The Philippine peso delivered a strong performance against the US dollar in the first half of 2019, outperforming all but one of the top currencies in Southeast Asia. The peso racked up an appreciation of 2.82% against the dollar, a figure only surpassed by the Thai baht.
In an Economic Bulletin released on August 5, the Department of Finance (DOF) attributed this performance to a strong balance-of-payments position (BOP). The DOF noted in the Bulletin that the BOP surplus of US$4.79 billion at the end of June 2019 marked the highest level since 2012.
The Gross International Reserves (GIR), the sum of all foreign exchange inflows, has similarly continued to rise, reaching a figure of US$85.77 billion at the end of June. That is 10.4% higher than the comparable figure from 2018.
Benjamin Diokno, governor of the Bangko Sentral ng Pilipinas (BSP), stated that the continued growth of the GIR was driven by income generated by the bank’s overseas investments, with the BSP developing a substantial foreign exchange buffer.
The BSP is responsible for determining the exchange rate policy of the peso, which makes the part it plays in the forex industry one of substantial importance. If BSP analysts feel that the peso is appreciating or depreciating too dramatically against the US dollar, the GIR buffer will come into play.
Given the bank’s responsibility for managing the stability of the Philippine economy, BSP officials will be closely monitoring any developments in the protracted US-China trade dispute. The peso's previous strong currency performance indicated an ability to withstand much of the regional pressures created by the US-China trade dispute.
However, recent evidence suggests that the Philippine peso may lose some of its gains against the dollar in the short term. On August 28, the peso depreciated by 6.1 centavos against the dollar, closing play at P52.321:US$1. Reports that Chinese officials have become increasingly doubtful of a successful trade resolution will affect even the strongest currencies in Southeast Asia.
That includes the Thai baht, which appreciated by 4.27% against the dollar from January to July in 2019. The Thai baht has consistently made gains against the US dollar in the past two years, although its growth has raised concerns for the future of Thailand’s export-driven economy.
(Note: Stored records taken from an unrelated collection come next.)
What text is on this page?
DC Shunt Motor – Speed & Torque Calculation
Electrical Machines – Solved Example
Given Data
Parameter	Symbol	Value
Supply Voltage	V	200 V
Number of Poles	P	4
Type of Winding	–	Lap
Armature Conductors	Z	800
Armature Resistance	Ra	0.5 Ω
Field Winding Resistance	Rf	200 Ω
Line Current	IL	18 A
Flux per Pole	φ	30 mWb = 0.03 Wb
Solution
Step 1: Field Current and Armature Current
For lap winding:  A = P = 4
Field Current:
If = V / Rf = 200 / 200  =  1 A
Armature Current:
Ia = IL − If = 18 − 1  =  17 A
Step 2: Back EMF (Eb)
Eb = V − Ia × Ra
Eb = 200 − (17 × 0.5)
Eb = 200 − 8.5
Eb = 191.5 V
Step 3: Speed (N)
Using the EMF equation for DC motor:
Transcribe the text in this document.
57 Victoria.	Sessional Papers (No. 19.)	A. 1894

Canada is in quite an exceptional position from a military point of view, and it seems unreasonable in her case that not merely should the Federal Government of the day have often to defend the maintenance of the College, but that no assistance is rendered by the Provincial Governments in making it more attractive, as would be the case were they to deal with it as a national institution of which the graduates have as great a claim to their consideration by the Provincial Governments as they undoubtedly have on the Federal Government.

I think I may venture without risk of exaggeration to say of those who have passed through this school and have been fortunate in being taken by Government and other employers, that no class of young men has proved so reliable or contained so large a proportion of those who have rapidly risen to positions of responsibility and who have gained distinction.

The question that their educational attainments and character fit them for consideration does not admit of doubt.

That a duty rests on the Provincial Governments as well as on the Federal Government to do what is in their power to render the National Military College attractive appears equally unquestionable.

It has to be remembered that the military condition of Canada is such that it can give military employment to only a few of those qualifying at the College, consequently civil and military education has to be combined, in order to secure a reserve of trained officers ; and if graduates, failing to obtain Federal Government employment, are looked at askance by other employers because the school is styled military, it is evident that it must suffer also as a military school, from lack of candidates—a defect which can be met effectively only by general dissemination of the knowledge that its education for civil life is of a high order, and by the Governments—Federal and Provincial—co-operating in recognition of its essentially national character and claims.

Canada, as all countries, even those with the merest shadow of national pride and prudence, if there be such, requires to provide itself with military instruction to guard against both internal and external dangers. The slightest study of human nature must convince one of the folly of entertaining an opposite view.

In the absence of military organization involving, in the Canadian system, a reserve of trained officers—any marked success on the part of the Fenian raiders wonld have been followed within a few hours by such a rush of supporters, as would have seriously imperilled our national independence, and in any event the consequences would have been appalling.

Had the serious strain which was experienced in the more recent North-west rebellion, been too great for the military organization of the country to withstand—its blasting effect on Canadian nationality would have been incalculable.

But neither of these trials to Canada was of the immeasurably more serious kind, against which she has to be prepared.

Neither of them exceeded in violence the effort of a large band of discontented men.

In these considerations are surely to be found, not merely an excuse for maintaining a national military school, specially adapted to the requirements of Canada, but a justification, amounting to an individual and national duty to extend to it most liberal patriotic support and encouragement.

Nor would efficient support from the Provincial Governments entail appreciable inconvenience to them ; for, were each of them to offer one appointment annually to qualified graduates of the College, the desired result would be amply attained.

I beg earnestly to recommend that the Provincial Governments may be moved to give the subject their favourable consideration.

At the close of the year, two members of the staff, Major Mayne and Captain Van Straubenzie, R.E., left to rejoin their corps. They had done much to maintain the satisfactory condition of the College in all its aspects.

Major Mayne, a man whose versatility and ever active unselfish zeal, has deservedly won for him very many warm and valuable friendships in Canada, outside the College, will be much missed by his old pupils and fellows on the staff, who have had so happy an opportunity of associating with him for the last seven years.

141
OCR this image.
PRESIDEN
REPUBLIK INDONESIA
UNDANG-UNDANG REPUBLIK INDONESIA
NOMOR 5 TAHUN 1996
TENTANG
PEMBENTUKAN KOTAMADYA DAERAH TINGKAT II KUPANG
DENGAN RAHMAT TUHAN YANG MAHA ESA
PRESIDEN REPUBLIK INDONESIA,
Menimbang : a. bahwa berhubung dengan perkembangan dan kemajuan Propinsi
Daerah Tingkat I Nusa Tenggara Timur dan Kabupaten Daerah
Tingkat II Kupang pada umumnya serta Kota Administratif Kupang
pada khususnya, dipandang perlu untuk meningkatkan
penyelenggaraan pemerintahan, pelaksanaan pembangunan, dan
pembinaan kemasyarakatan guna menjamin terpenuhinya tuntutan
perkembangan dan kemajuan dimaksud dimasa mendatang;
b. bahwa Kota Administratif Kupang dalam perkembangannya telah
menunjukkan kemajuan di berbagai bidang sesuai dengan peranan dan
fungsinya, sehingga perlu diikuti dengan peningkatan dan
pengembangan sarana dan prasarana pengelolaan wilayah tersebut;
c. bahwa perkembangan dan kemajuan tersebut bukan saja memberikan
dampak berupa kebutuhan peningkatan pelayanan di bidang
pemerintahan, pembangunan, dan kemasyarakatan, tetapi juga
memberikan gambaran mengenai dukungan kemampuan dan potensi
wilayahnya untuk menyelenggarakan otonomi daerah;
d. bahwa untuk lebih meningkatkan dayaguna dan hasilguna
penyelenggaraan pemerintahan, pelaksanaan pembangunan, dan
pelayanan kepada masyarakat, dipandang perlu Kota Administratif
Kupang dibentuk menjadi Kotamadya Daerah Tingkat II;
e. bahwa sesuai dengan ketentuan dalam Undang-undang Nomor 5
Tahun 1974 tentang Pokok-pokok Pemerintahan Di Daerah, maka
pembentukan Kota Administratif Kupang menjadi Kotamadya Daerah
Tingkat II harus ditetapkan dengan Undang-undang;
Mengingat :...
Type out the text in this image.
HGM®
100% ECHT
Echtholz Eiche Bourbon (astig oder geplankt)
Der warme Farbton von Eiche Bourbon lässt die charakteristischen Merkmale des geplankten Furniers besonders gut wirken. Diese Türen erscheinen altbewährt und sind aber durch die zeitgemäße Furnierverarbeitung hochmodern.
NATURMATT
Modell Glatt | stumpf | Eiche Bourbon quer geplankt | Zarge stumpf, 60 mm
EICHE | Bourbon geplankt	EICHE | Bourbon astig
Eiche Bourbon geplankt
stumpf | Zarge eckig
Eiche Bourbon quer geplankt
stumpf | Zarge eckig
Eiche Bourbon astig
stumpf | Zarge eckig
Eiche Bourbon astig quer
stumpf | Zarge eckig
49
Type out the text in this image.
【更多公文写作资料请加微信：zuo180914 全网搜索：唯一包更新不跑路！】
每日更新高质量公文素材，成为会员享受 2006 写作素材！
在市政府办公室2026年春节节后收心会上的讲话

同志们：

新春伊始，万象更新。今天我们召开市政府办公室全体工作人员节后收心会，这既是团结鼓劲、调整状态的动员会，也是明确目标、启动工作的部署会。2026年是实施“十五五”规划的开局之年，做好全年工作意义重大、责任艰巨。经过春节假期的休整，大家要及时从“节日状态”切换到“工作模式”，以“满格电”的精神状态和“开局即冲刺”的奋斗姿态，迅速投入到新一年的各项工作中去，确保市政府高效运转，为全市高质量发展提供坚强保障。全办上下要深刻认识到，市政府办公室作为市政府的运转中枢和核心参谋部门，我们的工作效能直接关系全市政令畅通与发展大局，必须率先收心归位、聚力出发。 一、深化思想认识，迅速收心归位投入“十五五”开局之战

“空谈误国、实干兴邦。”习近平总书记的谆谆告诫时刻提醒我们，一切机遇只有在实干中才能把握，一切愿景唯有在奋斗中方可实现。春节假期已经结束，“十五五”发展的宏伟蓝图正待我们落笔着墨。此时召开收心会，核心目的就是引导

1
One silver lining to the US-China tensions could be an alleviation of those concerns about the export industry, as Asian currencies lose value. Cid Terosa told GMA News Online that the peso is less susceptible to “wild currency fluctuations”, with the economics expert deeming this a result of “relatively strong macroeconomic fundamentals and lesser engagement in global value chains”.
The Philippines’ DOF credited the reliability of foreign exchange inflows, in part generated by direct investments from abroad and a robust export industry, as developing the strong BOP position. Government officials will be hopeful that this will enable the Philippine peso to ride out the storm of a US-China stand-off that has entered its second year.
The DOF and the BSP will be confident that the past stability of the peso-dollar exchange rate will stand the currency in good stead for what lies ahead, with the peso ranked 6th for stability out of 12 regional currencies in the first half of 2019.